Noch nie hatte die Nachbarschaft solch grausame Schreie aus dem verfluchten Haus, die Straße herunter, wahrgenommen. Frauen in den Wehen können so unfassbar laut sein, wenn sie wollen, und wenn sie von unaufhörlichen Schmerzen geplagt werden, die Stärken erreichen, die ein Mann niemals aushalten würde. Er würde unter den Schmerzen zerbrechen – an ihnen kaputtgehen und jämmerlich daran verenden. So jedoch nicht Melody Felicitas Cook, welche den Schmerzen widerstand und ein gesundes Mädchen zur Welt brachte. Verlassen vom Ehemann und nur mit der Hilfe ihrer älteren Schwester Cecile. Die Nachbarschaft sprach lang über das Kind – verflucht sollte es sein. Familie Cook lebte in einem ‚verfluchten‘ Haus; Spuken sollte es dort und hin und wieder passierten wohl grausame Dinge dort – davon weiß Serenity heute nichts mehr. Sie hat nur eine Erinnerung aus dieser Zeit behalten. Serenity wuchs ohne ihren leiblichen Vater auf, fragte jedoch nie nach ihm, da es ihr völlig egal war, was mit ihm passiert war. Zumindest bis zum August 2001. Serenity war fünf Jahre jung, war bisher sehr gut aufgewachsen in der Umgebung und auch das Haus bereitete ihr normalerweise keine Probleme. Ihre Mutter hatte wieder begonnen zu arbeiten und häufig gab ihre Tante Acht auf Serenity, außer sie ging einkaufen, so wie an diesem Nachmittag. Es klingelte – Serenity öffnete. Ihre Mutter hatte ihr häufig beigebracht, die Tür nicht zu öffnen, ohne vorher nachzusehen, wer dort war und auf sie wartete. Jedoch hielt sich das kleine Mädchen an diesem Tag nicht daran. Ein fremder Mann stand vor ihr, lächelte sie an und betrat das Haus. Immer wieder stellte sie ihm Fragen, bekam jedoch auf keine eine Antwort. Serenity machte sich jedoch daraus nicht viel – sie war unwissend und nur ein kleines Kind, das verspielt und fremdenfreundlich war. Somit wartete sie einfach ab, bis ihre Mutter von der Arbeit zurückkam. Sie schien überrascht, sehr sogar. Sie konnte kaum sprechen. Sie hatte begonnen zu weinen und hatte Serenity aus dem Wohnzimmer geschickt. Jedoch verließ sie zwar das Wohnzimmer, aber blieb im Flur, lauschte an der Tür. Sie schrien sich lautstark an und Serenity kannte viele der Wörter nicht, die sie in ihrem Wortgefecht benutzten. Sie ging später schlafen, hatte dabei keine weiteren Hintergedanken. Ihre Mutter und der fremde Mann hatten sich wieder beruhigt und später war alles verstummt.
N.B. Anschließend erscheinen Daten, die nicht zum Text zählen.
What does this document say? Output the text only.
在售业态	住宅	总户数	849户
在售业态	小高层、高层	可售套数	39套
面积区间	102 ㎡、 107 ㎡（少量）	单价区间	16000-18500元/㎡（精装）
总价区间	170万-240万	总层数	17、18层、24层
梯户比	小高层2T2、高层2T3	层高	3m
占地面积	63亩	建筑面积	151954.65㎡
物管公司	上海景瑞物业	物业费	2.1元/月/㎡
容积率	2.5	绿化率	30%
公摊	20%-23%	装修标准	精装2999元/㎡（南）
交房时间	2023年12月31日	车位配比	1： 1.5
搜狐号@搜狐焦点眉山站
Der Mann war am nächsten Tag noch immer da, auch eine Woche später noch, einen ganzen Monat später – immer noch. Serenity machte das ganze stutzig – sie war vielleicht jung, aber nicht dumm. Der Mann war ihr fremd, er hatte also nichts in ihren vier Wänden zu suchen. Ihre Mutter sprach völlig normal mit ihm, manchmal umarmten sie sich und nachts lagen sie zusammen auf der Couch, ja, sie schliefen sogar nach einer Weile im gleichen Bett. Nach gut einem halben Jahr, brachte ihre Mutter ihr bei, wer der Mann eigentlich war: Ihr leiblicher Vater – Timothy Allen. Für Serenity war das schwer zu begreifen, vor allem in ihrem Alter. Sie wusste nicht, was sie mit dieser Information anfangen sollte, immerhin war sie fünf Jahre lang auch ohne ihn zurechtgekommen – warum kam er jetzt zurück? Serenity ging ihm gegenüber sehr distanziert vor. Sie verweigerte Umarmungen und lange Gespräche mit ihm. Zwar jung, aber nicht dumm. Sie wusste, dass der Mann ein Lügner war und sie und ihre Mutter allein gelassen hatte. Nun tauchte er wieder auf und benahm sich, als wäre nie etwas verstanden. Wie konnte ihre Mutter nur naiver sein als Serenity selbst?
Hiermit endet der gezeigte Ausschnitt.